Homotopy of space of immersions, Smale-Hirsch theorem

No. For example, if $M$ is a Moebius band then, at least for even $k$, $Imm(M,\mathbb R^{2+k})$ is not homotopy equivalent to $Imm(S^1\times \mathbb R,\mathbb R^{2+k})$.

The latter is equivalent to the space of all maps from $S^1$ to $O(2+k)/O(k)$. Its first non-trivial homotopy group is $\pi_{k-1}=\pi_k(O(2+k)/O(k))=\mathbb Z$.

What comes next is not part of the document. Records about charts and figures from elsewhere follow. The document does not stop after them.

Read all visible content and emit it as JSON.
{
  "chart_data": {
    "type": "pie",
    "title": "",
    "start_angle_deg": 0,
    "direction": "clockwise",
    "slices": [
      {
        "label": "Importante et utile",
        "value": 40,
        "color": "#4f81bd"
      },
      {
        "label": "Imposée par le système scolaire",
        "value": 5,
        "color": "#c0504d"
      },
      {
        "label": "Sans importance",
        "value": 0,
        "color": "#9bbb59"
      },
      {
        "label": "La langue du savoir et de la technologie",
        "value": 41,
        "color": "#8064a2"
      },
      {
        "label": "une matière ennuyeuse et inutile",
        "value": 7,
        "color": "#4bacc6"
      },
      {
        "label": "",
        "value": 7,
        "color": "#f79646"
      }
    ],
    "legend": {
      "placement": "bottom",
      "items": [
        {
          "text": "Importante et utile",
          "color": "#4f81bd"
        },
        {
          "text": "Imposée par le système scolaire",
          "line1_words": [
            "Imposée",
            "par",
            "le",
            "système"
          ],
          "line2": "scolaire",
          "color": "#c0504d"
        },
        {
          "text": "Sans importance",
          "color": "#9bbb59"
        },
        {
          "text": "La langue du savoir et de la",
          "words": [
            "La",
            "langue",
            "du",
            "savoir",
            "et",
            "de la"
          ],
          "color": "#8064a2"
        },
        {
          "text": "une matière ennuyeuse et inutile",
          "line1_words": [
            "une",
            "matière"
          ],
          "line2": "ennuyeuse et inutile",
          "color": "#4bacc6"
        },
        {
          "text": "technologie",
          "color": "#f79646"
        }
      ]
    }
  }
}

The former is equivalent to the space of sections of a nontrivial bundle with base $S^1$ and fiber $O(2+k)/O(k)$, in which the action of the fundamental group of the base on $\pi_k(O(2+k)/O(k))$ is nontrivial. Its first non-trivial homotopy group is $\mathbb Z/2\mathbb Z$.

Note that when $M$ and $M′$ are simply connected, I have a positive answer in the rational case. I.e

If $k\geq m$ is an odd integer, then $M\simeq M'\Rightarrow Imm\left(M,\mathbb{R}^{m+k}\right)\simeq_{\mathbb{Q}}Imm\left(M',\mathbb{R}^{m+k}\right).$

Here $"\simeq_{\mathbb{Q}}"$ denotes the rational homotopy equivalence.